Наутро, когда Эрних спустился в трюм с глиняным кувшином настоя и маленьким ковшиком на длинной ручке, он увидел, что вор уже пришел в себя. Но если накануне его лицо украшала пусть не вполне счастливая, но все же блаженная улыбка, то теперь его черты были искажены выражением бессильной и безнадежной злобы. Он, правда, отхлебнул из протянутого ковшика, но тут же выплюнул длинную струю в спину сидящего перед ним Свегга. Великан воин даже не обернулся — он просто откинулся назад и так стукнул гардара затылком в нос, что тот залился кровью и без чувств упал на гладкую круглую рукоятку весла.
— Потише, Свегг, — сказал Дильс, — помни: если у твоего врага появился недоброжелатель, то, убив его, ты окажешь своему врагу услугу! Так что лучше подружиться с этим несчастным, он может нам пригодиться!
— Тогда скажи ему, чтобы не плевал мне в спину, — проворчал Свегг.
— Это не со зла, — сказал Дильс, — просто он ночь и день провисел привязанный к мачте и немного повредился в уме!
— Ну и дружи сам с этим помешанным, — буркнул Свегг и замолк, с силой потянув на себя весло.
Эрних не стал вмешиваться в их ругань; даже гардары, проходившие между рядами, уже настолько привыкли к их постоянной перебранке, что не сунулись и не стали тыкать им в зубы пистолетные стволы. И вообще Эрних стал замечать, что с некоторых пор морские разбойники как бы упали духом, ослабели. Они уже не так дико орали по ночам и не каждый вечер уводили женщин в общую каюту. А как-то утром он обнаружил одного из них в петле, прикрепленной к невысокому кормовому борту. Ему вначале показалось, что человек стоит на коленях, упираясь кистями рук в доски палубы, но, потрогав его за плечо, он почувствовал под потной и влажной от ночной росы рубашкой гардара холодную окостеневшую плоть. Эрних испуганно огляделся и, увидев неподалеку неподвижный силуэт падре, тихо подозвал его.
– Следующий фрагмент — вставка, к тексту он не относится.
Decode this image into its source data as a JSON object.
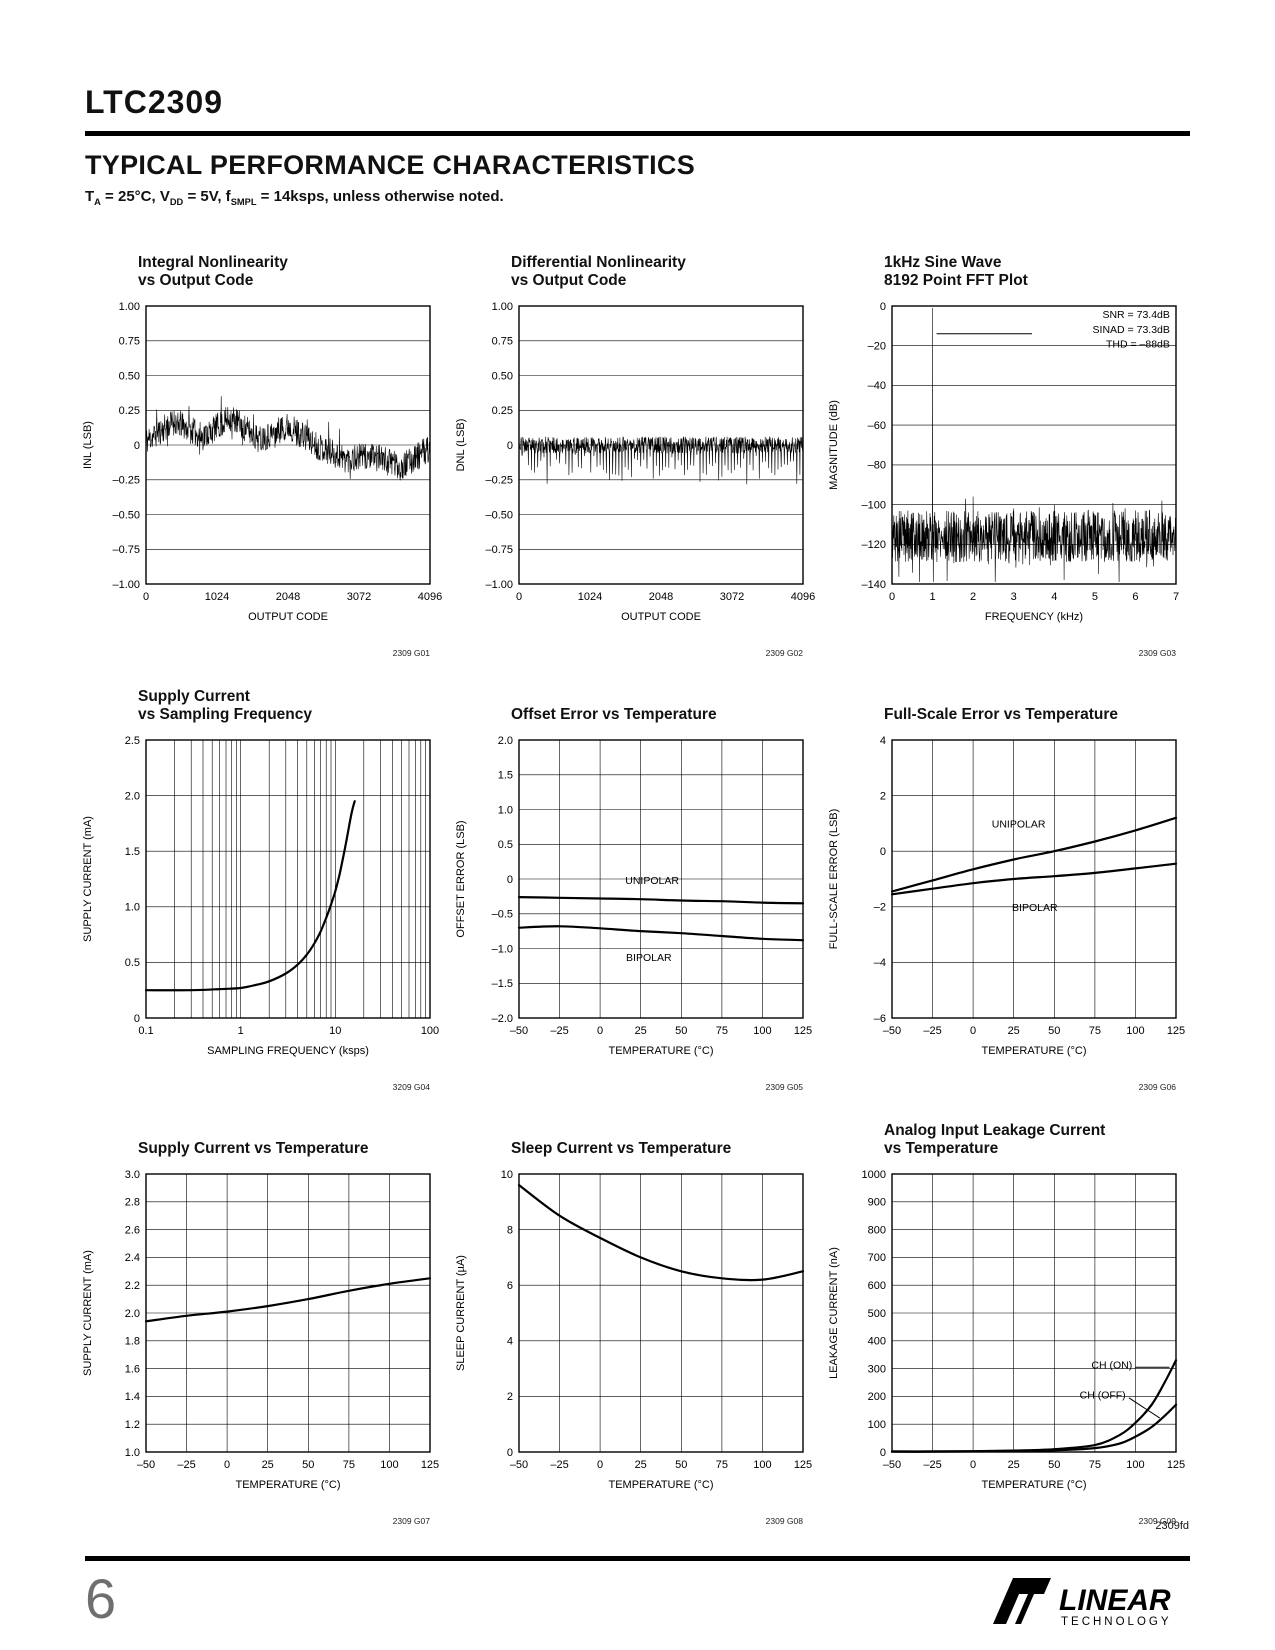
{
  "page": {
    "part_number": "LTC2309",
    "section_title": "TYPICAL PERFORMANCE CHARACTERISTICS",
    "conditions_parts": [
      {
        "text": "T"
      },
      {
        "text": "A",
        "sub": true
      },
      {
        "text": " = 25°C, V"
      },
      {
        "text": "DD",
        "sub": true
      },
      {
        "text": " = 5V, f"
      },
      {
        "text": "SMPL",
        "sub": true
      },
      {
        "text": " = 14ksps, unless otherwise noted."
      }
    ],
    "page_number": "6",
    "doc_code": "2309fd",
    "logo": {
      "brand": "LINEAR",
      "sub_brand": "TECHNOLOGY"
    }
  },
  "chart_data": [
    {
      "type": "line",
      "title_lines": [
        "Integral Nonlinearity",
        "vs Output Code"
      ],
      "xlabel": "OUTPUT CODE",
      "ylabel": "INL (LSB)",
      "xlim": [
        0,
        4096
      ],
      "ylim": [
        -1,
        1
      ],
      "xticks": [
        0,
        1024,
        2048,
        3072,
        4096
      ],
      "xtick_labels": [
        "0",
        "1024",
        "2048",
        "3072",
        "4096"
      ],
      "yticks": [
        1,
        0.75,
        0.5,
        0.25,
        0,
        -0.25,
        -0.5,
        -0.75,
        -1
      ],
      "ytick_labels": [
        "1.00",
        "0.75",
        "0.50",
        "0.25",
        "0",
        "–0.25",
        "–0.50",
        "–0.75",
        "–1.00"
      ],
      "grid": "h",
      "series": [
        {
          "name": "INL",
          "generator": {
            "kind": "jitter",
            "seed": 11,
            "n": 820,
            "amp": 0.1,
            "bias": [
              0.03,
              0.17,
              0.06,
              0.2,
              0.04,
              0.14,
              0.0,
              -0.1,
              -0.08,
              -0.16,
              -0.02
            ],
            "spike_every": 31,
            "spike_amp": 0.14
          }
        }
      ],
      "ref": "2309 G01"
    },
    {
      "type": "line",
      "title_lines": [
        "Differential Nonlinearity",
        "vs Output Code"
      ],
      "xlabel": "OUTPUT CODE",
      "ylabel": "DNL (LSB)",
      "xlim": [
        0,
        4096
      ],
      "ylim": [
        -1,
        1
      ],
      "xticks": [
        0,
        1024,
        2048,
        3072,
        4096
      ],
      "xtick_labels": [
        "0",
        "1024",
        "2048",
        "3072",
        "4096"
      ],
      "yticks": [
        1,
        0.75,
        0.5,
        0.25,
        0,
        -0.25,
        -0.5,
        -0.75,
        -1
      ],
      "ytick_labels": [
        "1.00",
        "0.75",
        "0.50",
        "0.25",
        "0",
        "–0.25",
        "–0.50",
        "–0.75",
        "–1.00"
      ],
      "grid": "h",
      "series": [
        {
          "name": "DNL",
          "generator": {
            "kind": "jitter",
            "seed": 23,
            "n": 820,
            "amp": 0.06,
            "bias": [
              0,
              0,
              0,
              0
            ],
            "spike_every": 9,
            "spike_amp": 0.17,
            "spike_sign": -1
          }
        }
      ],
      "ref": "2309 G02"
    },
    {
      "type": "line",
      "title_lines": [
        "1kHz Sine Wave",
        "8192 Point FFT Plot"
      ],
      "xlabel": "FREQUENCY (kHz)",
      "ylabel": "MAGNITUDE (dB)",
      "xlim": [
        0,
        7
      ],
      "ylim": [
        -140,
        0
      ],
      "xticks": [
        0,
        1,
        2,
        3,
        4,
        5,
        6,
        7
      ],
      "xtick_labels": [
        "0",
        "1",
        "2",
        "3",
        "4",
        "5",
        "6",
        "7"
      ],
      "yticks": [
        0,
        -20,
        -40,
        -60,
        -80,
        -100,
        -120,
        -140
      ],
      "ytick_labels": [
        "0",
        "–20",
        "–40",
        "–60",
        "–80",
        "–100",
        "–120",
        "–140"
      ],
      "grid": "h",
      "series": [
        {
          "name": "FFT",
          "generator": {
            "kind": "fft",
            "seed": 5,
            "n": 950,
            "floor": -116,
            "amp": 13,
            "deep_every": 23,
            "deep_amp": 16,
            "spikes": [
              [
                1,
                -1
              ],
              [
                2,
                -96
              ],
              [
                3,
                -102
              ],
              [
                4,
                -100
              ],
              [
                5,
                -105
              ],
              [
                6,
                -103
              ]
            ]
          }
        }
      ],
      "labels": [
        {
          "text": "SNR = 73.4dB",
          "x": 6.85,
          "y": -6,
          "anchor": "end"
        },
        {
          "text": "SINAD = 73.3dB",
          "x": 6.85,
          "y": -13.5,
          "anchor": "end"
        },
        {
          "text": "THD = –88dB",
          "x": 6.85,
          "y": -21,
          "anchor": "end"
        }
      ],
      "leader_lines": [
        [
          1.1,
          -14,
          3.45,
          -14
        ]
      ],
      "ref": "2309 G03"
    },
    {
      "type": "line",
      "title_lines": [
        "Supply Current",
        "vs Sampling Frequency"
      ],
      "xlabel": "SAMPLING FREQUENCY (ksps)",
      "ylabel": "SUPPLY CURRENT (mA)",
      "xscale": "log",
      "log_minor_x": true,
      "xlim": [
        0.1,
        100
      ],
      "ylim": [
        0,
        2.5
      ],
      "xticks": [
        0.1,
        1,
        10,
        100
      ],
      "xtick_labels": [
        "0.1",
        "1",
        "10",
        "100"
      ],
      "yticks": [
        0,
        0.5,
        1,
        1.5,
        2,
        2.5
      ],
      "ytick_labels": [
        "0",
        "0.5",
        "1.0",
        "1.5",
        "2.0",
        "2.5"
      ],
      "grid": "both",
      "series": [
        {
          "name": "Supply Current",
          "points": [
            [
              0.1,
              0.25
            ],
            [
              0.3,
              0.25
            ],
            [
              0.6,
              0.26
            ],
            [
              1,
              0.27
            ],
            [
              1.5,
              0.3
            ],
            [
              2,
              0.33
            ],
            [
              3,
              0.4
            ],
            [
              4,
              0.48
            ],
            [
              5,
              0.57
            ],
            [
              6,
              0.67
            ],
            [
              7,
              0.78
            ],
            [
              8,
              0.9
            ],
            [
              9,
              1.02
            ],
            [
              10,
              1.14
            ],
            [
              11,
              1.28
            ],
            [
              12,
              1.43
            ],
            [
              13,
              1.58
            ],
            [
              14,
              1.73
            ],
            [
              15,
              1.86
            ],
            [
              16,
              1.95
            ]
          ]
        }
      ],
      "ref": "3209 G04"
    },
    {
      "type": "line",
      "title_lines": [
        "Offset Error vs Temperature"
      ],
      "xlabel": "TEMPERATURE (°C)",
      "ylabel": "OFFSET ERROR (LSB)",
      "xlim": [
        -50,
        125
      ],
      "ylim": [
        -2,
        2
      ],
      "xticks": [
        -50,
        -25,
        0,
        25,
        50,
        75,
        100,
        125
      ],
      "xtick_labels": [
        "–50",
        "–25",
        "0",
        "25",
        "50",
        "75",
        "100",
        "125"
      ],
      "yticks": [
        2,
        1.5,
        1,
        0.5,
        0,
        -0.5,
        -1,
        -1.5,
        -2
      ],
      "ytick_labels": [
        "2.0",
        "1.5",
        "1.0",
        "0.5",
        "0",
        "–0.5",
        "–1.0",
        "–1.5",
        "–2.0"
      ],
      "grid": "both",
      "series": [
        {
          "name": "UNIPOLAR",
          "points": [
            [
              -50,
              -0.26
            ],
            [
              -25,
              -0.27
            ],
            [
              0,
              -0.28
            ],
            [
              25,
              -0.29
            ],
            [
              50,
              -0.31
            ],
            [
              75,
              -0.32
            ],
            [
              100,
              -0.34
            ],
            [
              125,
              -0.35
            ]
          ]
        },
        {
          "name": "BIPOLAR",
          "points": [
            [
              -50,
              -0.7
            ],
            [
              -25,
              -0.68
            ],
            [
              0,
              -0.71
            ],
            [
              25,
              -0.75
            ],
            [
              50,
              -0.78
            ],
            [
              75,
              -0.82
            ],
            [
              100,
              -0.86
            ],
            [
              125,
              -0.88
            ]
          ]
        }
      ],
      "labels": [
        {
          "text": "UNIPOLAR",
          "x": 32,
          "y": -0.07,
          "anchor": "middle"
        },
        {
          "text": "BIPOLAR",
          "x": 30,
          "y": -1.18,
          "anchor": "middle"
        }
      ],
      "ref": "2309 G05"
    },
    {
      "type": "line",
      "title_lines": [
        "Full-Scale Error vs Temperature"
      ],
      "xlabel": "TEMPERATURE (°C)",
      "ylabel": "FULL-SCALE ERROR (LSB)",
      "xlim": [
        -50,
        125
      ],
      "ylim": [
        -6,
        4
      ],
      "xticks": [
        -50,
        -25,
        0,
        25,
        50,
        75,
        100,
        125
      ],
      "xtick_labels": [
        "–50",
        "–25",
        "0",
        "25",
        "50",
        "75",
        "100",
        "125"
      ],
      "yticks": [
        4,
        2,
        0,
        -2,
        -4,
        -6
      ],
      "ytick_labels": [
        "4",
        "2",
        "0",
        "–2",
        "–4",
        "–6"
      ],
      "grid": "both",
      "series": [
        {
          "name": "UNIPOLAR",
          "points": [
            [
              -50,
              -1.45
            ],
            [
              -25,
              -1.05
            ],
            [
              0,
              -0.65
            ],
            [
              25,
              -0.3
            ],
            [
              50,
              0.0
            ],
            [
              75,
              0.35
            ],
            [
              100,
              0.75
            ],
            [
              125,
              1.2
            ]
          ]
        },
        {
          "name": "BIPOLAR",
          "points": [
            [
              -50,
              -1.55
            ],
            [
              -25,
              -1.35
            ],
            [
              0,
              -1.15
            ],
            [
              25,
              -1.0
            ],
            [
              50,
              -0.9
            ],
            [
              75,
              -0.78
            ],
            [
              100,
              -0.62
            ],
            [
              125,
              -0.45
            ]
          ]
        }
      ],
      "labels": [
        {
          "text": "UNIPOLAR",
          "x": 28,
          "y": 0.85,
          "anchor": "middle"
        },
        {
          "text": "BIPOLAR",
          "x": 38,
          "y": -2.15,
          "anchor": "middle"
        }
      ],
      "ref": "2309 G06"
    },
    {
      "type": "line",
      "title_lines": [
        "Supply Current vs Temperature"
      ],
      "xlabel": "TEMPERATURE (°C)",
      "ylabel": "SUPPLY CURRENT (mA)",
      "xlim": [
        -50,
        125
      ],
      "ylim": [
        1,
        3
      ],
      "xticks": [
        -50,
        -25,
        0,
        25,
        50,
        75,
        100,
        125
      ],
      "xtick_labels": [
        "–50",
        "–25",
        "0",
        "25",
        "50",
        "75",
        "100",
        "125"
      ],
      "yticks": [
        3,
        2.8,
        2.6,
        2.4,
        2.2,
        2,
        1.8,
        1.6,
        1.4,
        1.2,
        1
      ],
      "ytick_labels": [
        "3.0",
        "2.8",
        "2.6",
        "2.4",
        "2.2",
        "2.0",
        "1.8",
        "1.6",
        "1.4",
        "1.2",
        "1.0"
      ],
      "grid": "both",
      "series": [
        {
          "name": "Supply Current",
          "points": [
            [
              -50,
              1.94
            ],
            [
              -25,
              1.98
            ],
            [
              0,
              2.01
            ],
            [
              25,
              2.05
            ],
            [
              50,
              2.1
            ],
            [
              75,
              2.16
            ],
            [
              100,
              2.21
            ],
            [
              125,
              2.25
            ]
          ]
        }
      ],
      "ref": "2309 G07"
    },
    {
      "type": "line",
      "title_lines": [
        "Sleep Current vs Temperature"
      ],
      "xlabel": "TEMPERATURE (°C)",
      "ylabel": "SLEEP CURRENT (µA)",
      "xlim": [
        -50,
        125
      ],
      "ylim": [
        0,
        10
      ],
      "xticks": [
        -50,
        -25,
        0,
        25,
        50,
        75,
        100,
        125
      ],
      "xtick_labels": [
        "–50",
        "–25",
        "0",
        "25",
        "50",
        "75",
        "100",
        "125"
      ],
      "yticks": [
        10,
        8,
        6,
        4,
        2,
        0
      ],
      "ytick_labels": [
        "10",
        "8",
        "6",
        "4",
        "2",
        "0"
      ],
      "grid": "both",
      "series": [
        {
          "name": "Sleep Current",
          "points": [
            [
              -50,
              9.6
            ],
            [
              -25,
              8.5
            ],
            [
              0,
              7.7
            ],
            [
              25,
              7.0
            ],
            [
              50,
              6.5
            ],
            [
              75,
              6.25
            ],
            [
              100,
              6.2
            ],
            [
              125,
              6.5
            ]
          ]
        }
      ],
      "ref": "2309 G08"
    },
    {
      "type": "line",
      "title_lines": [
        "Analog Input Leakage Current",
        "vs Temperature"
      ],
      "xlabel": "TEMPERATURE (°C)",
      "ylabel": "LEAKAGE CURRENT (nA)",
      "xlim": [
        -50,
        125
      ],
      "ylim": [
        0,
        1000
      ],
      "xticks": [
        -50,
        -25,
        0,
        25,
        50,
        75,
        100,
        125
      ],
      "xtick_labels": [
        "–50",
        "–25",
        "0",
        "25",
        "50",
        "75",
        "100",
        "125"
      ],
      "yticks": [
        1000,
        900,
        800,
        700,
        600,
        500,
        400,
        300,
        200,
        100,
        0
      ],
      "ytick_labels": [
        "1000",
        "900",
        "800",
        "700",
        "600",
        "500",
        "400",
        "300",
        "200",
        "100",
        "0"
      ],
      "grid": "both",
      "series": [
        {
          "name": "CH (ON)",
          "points": [
            [
              -50,
              2
            ],
            [
              -25,
              2
            ],
            [
              0,
              3
            ],
            [
              25,
              5
            ],
            [
              50,
              10
            ],
            [
              75,
              25
            ],
            [
              90,
              60
            ],
            [
              100,
              105
            ],
            [
              110,
              170
            ],
            [
              118,
              250
            ],
            [
              125,
              330
            ]
          ]
        },
        {
          "name": "CH (OFF)",
          "points": [
            [
              -50,
              1
            ],
            [
              -25,
              1
            ],
            [
              0,
              2
            ],
            [
              25,
              3
            ],
            [
              50,
              6
            ],
            [
              75,
              14
            ],
            [
              90,
              30
            ],
            [
              100,
              55
            ],
            [
              110,
              90
            ],
            [
              118,
              130
            ],
            [
              125,
              170
            ]
          ]
        }
      ],
      "labels": [
        {
          "text": "CH (ON)",
          "x": 98,
          "y": 300,
          "anchor": "end"
        },
        {
          "text": "CH (OFF)",
          "x": 94,
          "y": 192,
          "anchor": "end"
        }
      ],
      "leader_lines": [
        [
          100,
          305,
          121,
          305
        ],
        [
          96,
          195,
          115,
          122
        ]
      ],
      "ref": "2309 G09"
    }
  ]
}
Тот приблизился, склонился над мертвецом, потрогал его лоб пухлой бледной ладонью и вдруг яростным приглушенным голосом забормотал проклятья.
— Чертова падаль! — скрипел зубами падре. — Будь проклят тот день, когда я связался со всей этой портовой сволочью! Мерзавцы! Воры! Висельники!..
— Но, падре, — прервал его Эрних, — вы же сами говорили, что милосердие вашего Господа не имеет предела и что нет на свете такого греха, который нельзя было бы искупить постом, покаянием и молитвой!
— Какой пост? Какое покаяние? — Падре коленом пнул в бок окоченевший труп. — Неужели ты не видишь, что этот мерзавец сам лишил себя жизни?
— Но почему он это сделал?
— Почем я знаю? — огрызнулся падре. — Проигрался!.. В карты, в кости — все равно… Теперь уже все равно!
— Но вы же говорили, что душа бессмертна, так неужели вам безразлично, где блуждает она в эти мгновения? — продолжал Эрних, в то время как падре доставал нож из-за пояса мертвеца и перерезал веревку на его шее.